Под сценой было забранное из досок стойло, на гвоздях висели разные костюмы, у входа сидели солдаты, которым, поплевывая себе на руки, малый в казинетовом пиджаке мазал руки и лицо голландской сажей. Далее несколько женщин белились свинцовыми белилами и подводили себе глаза. Несколько человек, уже вполне одетые в измятые боярские костюмы, грелись у чугуна с угольями. Вспыхивавшие синие языки пламени мельком освещали нагримированные лица, казавшиеся при этом освещении лицами трупов.
Ханов оделся также в парчовый костюм, более богатый, чем у других, и прицепил фельдфебельскую шашку, справлявшую должность «меча-кладенца».
Напудрив лицо и мазнув раза два заячьей лапкой с суриком по щекам, Ханов вышел на сцену.
По сцене важно разгуливал, нося на левой руке бороду, волшебник Черномор. Его изображал тринадцатилетний горбатый мальчик, сын сапожника-пьяницы. На кресле сидела симпатичная молодая блондинка в шелковом сарафане с открытыми руками и стучала от холода зубами. Около нее стояла сухощавая, в коричневом платье, повязанная черным платком старуха, заметно под хмельком, что-то доказывала молодой жестами.
– Мама, щец хоть принеси… Свари же…
– Щец! Щец!.. Дура!.. Деньги да богатство к тебе сами лезли… Матери родной пожалеть не хотите… Щец!
– Мама, оставьте этот разговор… Не надо мне ничего, лучше голодать буду.

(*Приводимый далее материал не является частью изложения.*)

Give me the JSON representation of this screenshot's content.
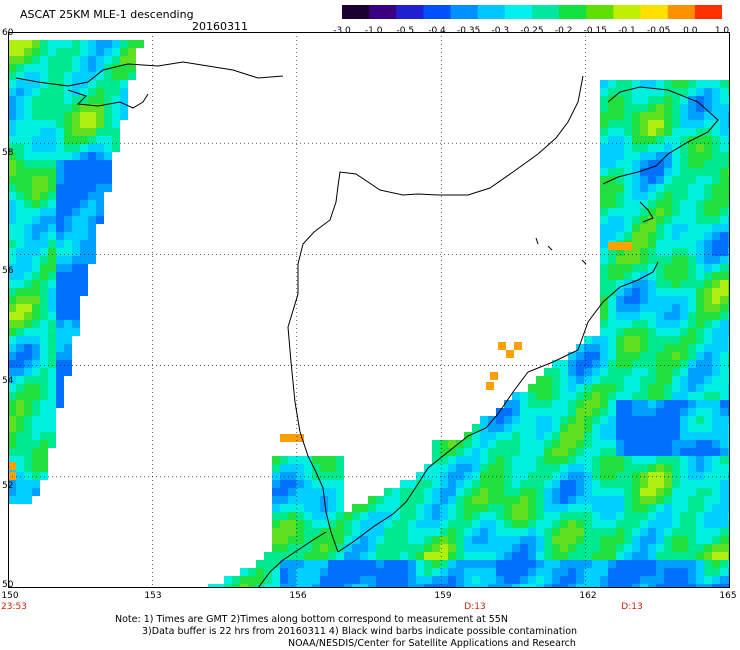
{
  "header": {
    "title": "ASCAT 25KM MLE-1 descending",
    "date": "20160311"
  },
  "colorbar": {
    "colors": [
      "#1a0030",
      "#3a0080",
      "#2020d0",
      "#0050ff",
      "#0090ff",
      "#00c8ff",
      "#00f0f0",
      "#00e8a0",
      "#10e040",
      "#60e000",
      "#c0f000",
      "#ffe000",
      "#ff9000",
      "#ff3000"
    ],
    "labels": [
      "-3.0",
      "-1.0",
      "-0.5",
      "-0.4",
      "-0.35",
      "-0.3",
      "-0.25",
      "-0.2",
      "-0.15",
      "-0.1",
      "-0.05",
      "0.0",
      "1.0"
    ]
  },
  "map": {
    "lon_range": [
      150,
      165
    ],
    "lat_range": [
      50,
      60
    ],
    "lat_ticks": [
      "60",
      "58",
      "56",
      "54",
      "52",
      "50"
    ],
    "lon_ticks": [
      "150",
      "153",
      "156",
      "159",
      "162",
      "165"
    ],
    "time_labels": [
      {
        "lon": 150,
        "text": "23:53"
      },
      {
        "lon": 159.6,
        "text": "D:13"
      },
      {
        "lon": 163.0,
        "text": "D:13"
      }
    ]
  },
  "notes": {
    "line1": "Note: 1) Times are GMT 2)Times along bottom correspond to measurement at 55N",
    "line2": "3)Data buffer is 22 hrs from 20160311 4) Black wind barbs indicate possible contamination",
    "line3": "NOAA/NESDIS/Center for Satellite Applications and Research"
  }
}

В публике слышался глухой шум и аплодисменты. Обиралов подошел к занавесу, посмотрел в дырочку на публику, пощелкал ногтем большого пальца по полотну занавеса и крикнул: «Играйте!»
Плохой военный оркестр загремел. У входа в балаган послышались возгласы:
– К началу-у-у, начинаем, сейчас начнем!
Наконец, оркестр кончил, и занавес, скрипя и стуча, поднялся.
Началось представление.
Публика, подняв воротники шуб, смотрела на полураздетых актеров, на пляшущих в одних рубашонках детей и кричала после каждого акта «бис».
В первый день пьеса была сыграна двадцать три раза.
К последнему разу Черномор напился до бесчувствия; его положили на земляной пол уборной и играли без Черномора.
После представления Ханов явился домой веселый и рассказал жене о своем дебюте. Оба много смеялись.
На следующий и на третий день он играл в надежде на скорую получку денег и не стеснялся. Публика была самая безобидная: дети с няньками в ложах и первых рядах и чернорабочие на «галдарее». Последние любили сильные возгласы и резкие жесты, и Ханов старался играть для них. Они были счастливы и принимали Ханова аплодисментами.
Аплодисмент балагана – тоже аплодисмент.